MenQuadfi passa a ser indicada também para crianças pequenas contra formas invasivas da doença causadas pelos sorogrupos A, C, W e Y
A Agência Nacional de Vigilância Sanitária (Anvisa) aprovou a ampliação da indicação da vacina MenQuadfi para crianças a partir de seis semanas de vida. O imunizante, que já era utilizado em outras faixas etárias, passa a poder ser aplicado também em bebês para prevenir a doença meningocócica invasiva provocada pelos sorogrupos A, C, W e Y da bactéria Neisseria meningitidis.
A ampliação inclui um dos grupos mais vulneráveis às formas graves da doença: bebês e crianças pequenas, principalmente durante o primeiro ano de vida.

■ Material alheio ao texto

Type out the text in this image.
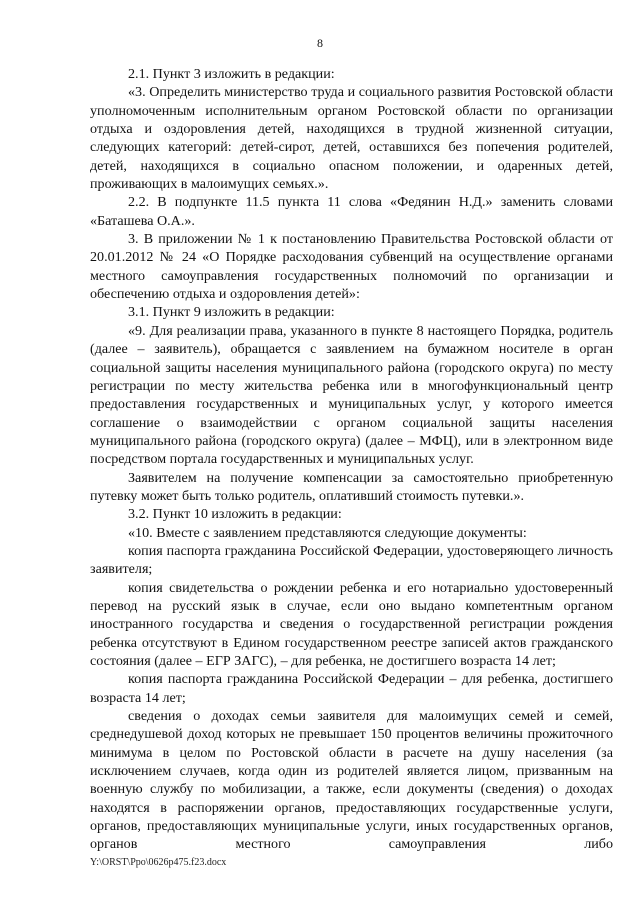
8

2.1. Пункт 3 изложить в редакции:

«3. Определить министерство труда и социального развития Ростовской области уполномоченным исполнительным органом Ростовской области по организации отдыха и оздоровления детей, находящихся в трудной жизненной ситуации, следующих категорий: детей-сирот, детей, оставшихся без попечения родителей, детей, находящихся в социально опасном положении, и одаренных детей, проживающих в малоимущих семьях.».

2.2. В подпункте 11.5 пункта 11 слова «Федянин Н.Д.» заменить словами «Баташева О.А.».

3. В приложении № 1 к постановлению Правительства Ростовской области от 20.01.2012 № 24 «О Порядке расходования субвенций на осуществление органами местного самоуправления государственных полномочий по организации и обеспечению отдыха и оздоровления детей»:

3.1. Пункт 9 изложить в редакции:

«9. Для реализации права, указанного в пункте 8 настоящего Порядка, родитель (далее – заявитель), обращается с заявлением на бумажном носителе в орган социальной защиты населения муниципального района (городского округа) по месту регистрации по месту жительства ребенка или в многофункциональный центр предоставления государственных и муниципальных услуг, у которого имеется соглашение о взаимодействии с органом социальной защиты населения муниципального района (городского округа) (далее – МФЦ), или в электронном виде посредством портала государственных и муниципальных услуг.

Заявителем на получение компенсации за самостоятельно приобретенную путевку может быть только родитель, оплативший стоимость путевки.».

3.2. Пункт 10 изложить в редакции:

«10. Вместе с заявлением представляются следующие документы:

копия паспорта гражданина Российской Федерации, удостоверяющего личность заявителя;

копия свидетельства о рождении ребенка и его нотариально удостоверенный перевод на русский язык в случае, если оно выдано компетентным органом иностранного государства и сведения о государственной регистрации рождения ребенка отсутствуют в Едином государственном реестре записей актов гражданского состояния (далее – ЕГР ЗАГС), – для ребенка, не достигшего возраста 14 лет;

копия паспорта гражданина Российской Федерации – для ребенка, достигшего возраста 14 лет;

сведения о доходах семьи заявителя для малоимущих семей и семей, среднедушевой доход которых не превышает 150 процентов величины прожиточного минимума в целом по Ростовской области в расчете на душу населения (за исключением случаев, когда один из родителей является лицом, призванным на военную службу по мобилизации, а также, если документы (сведения) о доходах находятся в распоряжении органов, предоставляющих государственные услуги, органов, предоставляющих муниципальные услуги, иных государственных органов, органов местного самоуправления либо

Y:\ORST\Ppo\0626p475.f23.docx
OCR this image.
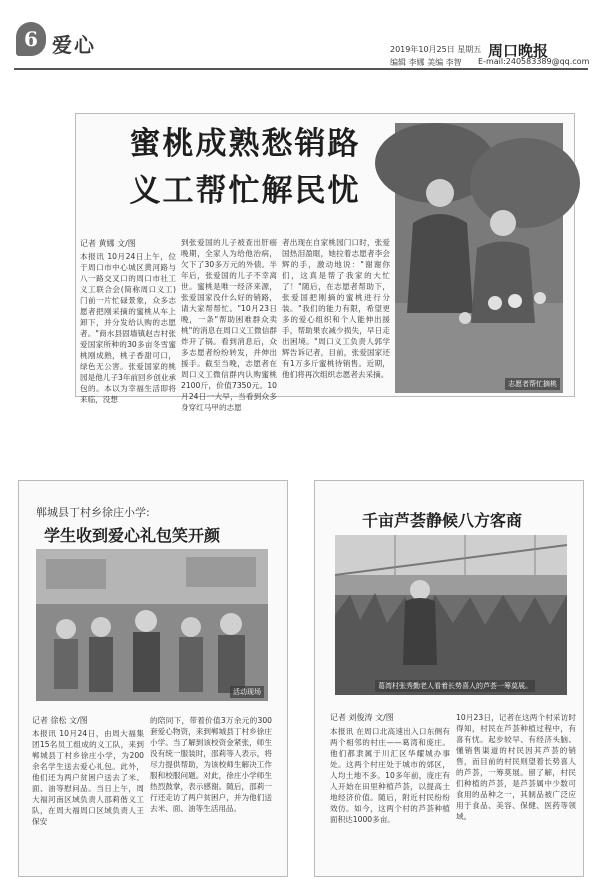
6 爱心	2019年10月25日 星期五 周口晚报
编辑 李娜 美编 李智 E-mail:240583389@qq.com
蜜桃成熟愁销路
义工帮忙解民忧
志愿者帮忙摘桃
记者 黄娜 文/图
本报讯 10月24日上午，位于周口市中心城区黄河路与八一路交叉口的周口市社工义工联合会(简称周口义工)门前一片忙碌景象，众多志愿者把刚采摘的蜜桃从车上卸下，并分发给认购的志愿者。"商水县固墙镇赵吉村张爱国家所种的30多亩冬雪蜜桃刚成熟，桃子香甜可口，绿色无公害。张爱国家的桃园是他儿子3年前回乡创业承包的。本以为幸福生活即将来临，没想
到张爱国的儿子被查出肝癌晚期，全家人为给他治病，欠下了30多万元的外债。半年后，张爱国的儿子不幸离世。蜜桃是唯一经济来源，张爱国家没什么好的销路，请大家帮帮忙。"10月23日晚，一条"帮助困难群众卖桃"的消息在周口义工微信群炸开了锅。看到消息后，众多志愿者纷纷转发，并伸出援手。截至当晚，志愿者在周口义工微信群内认购蜜桃2100斤，价值7350元。10月24日一大早，当看到众多身穿红马甲的志愿
者出现在自家桃园门口时，张爱国热泪盈眶，她拉着志愿者李会辉的手，激动地说："谢谢你们，这真是帮了我家的大忙了！"随后，在志愿者帮助下，张爱国把刚摘的蜜桃进行分装。"我们的能力有限，希望更多的爱心组织和个人能伸出援手，帮助果农减少损失，早日走出困境。"周口义工负责人郭学辉告诉记者，目前，张爱国家还有1万多斤蜜桃待销售。近期，他们将再次组织志愿者去采摘。
郸城县丁村乡徐庄小学:
学生收到爱心礼包笑开颜
活动现场
记者 徐松 文/图
本报讯 10月24日，由周大福集团15名员工组成的义工队，来到郸城县丁村乡徐庄小学，为200余名学生送去爱心礼包。此外，他们还为两户贫困户送去了米、面、油等慰问品。当日上午，周大福河南区域负责人邵莉偕义工队，在周大福周口区域负责人王保安
的陪同下，带着价值3万余元的300套爱心物资，来到郸城县丁村乡徐庄小学。当了解到该校资金紧张，师生没有统一服装时，邵莉等人表示，将尽力提供帮助，为该校师生解决工作服和校服问题。对此，徐庄小学师生热烈鼓掌，表示感谢。随后，邵莉一行还走访了两户贫困户，并为他们送去米、面、油等生活用品。
千亩芦荟静候八方客商
葛湾村张秀勤老人看着长势喜人的芦荟一筹莫展。
记者 刘俊涛 文/图
本报讯 在周口北高速出入口东侧有两个相邻的村庄——葛湾和庞庄。他们都隶属于川汇区华耀城办事处。这两个村庄处于城市的郊区，人均土地不多。10多年前，庞庄有人开始在田里种植芦荟，以提高土地经济价值。随后，附近村民纷纷效仿。如今，这两个村的芦荟种植面积达1000多亩。
10月23日，记者在这两个村采访时得知，村民在芦荟种植过程中，有喜有忧。起步较早、有经济头脑、懂销售渠道的村民因其芦荟的销售，而目前的村民则望着长势喜人的芦荟，一筹莫展。留了解，村民们种植的芦荟，是芦荟属中少数可食用的品种之一，其制品被广泛应用于食品、美容、保健、医药等领域。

A MenQuadfi é uma vacina meningocócica conjugada administrada por via intramuscular. A autorização da Anvisa foi baseada em estudos clínicos que avaliaram a segurança do imunizante em cerca de 6 mil bebês com idade entre seis semanas e menos de 12 meses. Os participantes receberam pelo menos uma dose da vacina em diferentes esquemas de vacinação.
Também foram considerados dados de pouco mais de 5 mil crianças que receberam uma dose de reforço a partir dos 12 meses de idade.
Segundo a Anvisa, os resultados apresentaram perfil de segurança compatível com o esperado para vacinas meningocócicas conjugadas. A análise não identificou novas preocupações relevantes relacionadas à segurança do produto.
Meningite pode evoluir rapidamente
A Neisseria meningitidis é uma bactéria que pode colonizar o sistema respiratório superior e ser transmitida por gotículas de secreção. Muitas pessoas podem carregar o microrganismo sem apresentar sintomas.
Em alguns casos, porém, a bactéria invade a corrente sanguínea e provoca a chamada doença meningocócica invasiva, uma infecção grave e de rápida evolução.
A doença pode levar à morte mesmo quando o paciente recebe tratamento adequado. De acordo com informações da Anvisa, a letalidade gira em torno de 10%. Entre os sobreviventes, de 10% a 20% podem apresentar sequelas permanentes e incapacitantes.
Bebês e crianças pequenas estão entre os grupos com maior risco de desenvolver complicações graves, o que torna a prevenção especialmente importante nessa faixa etária.
A nova indicação da MenQuadfi amplia, portanto, a possibilidade de proteção contra quatro sorogrupos da bactéria desde as primeiras semanas de vida.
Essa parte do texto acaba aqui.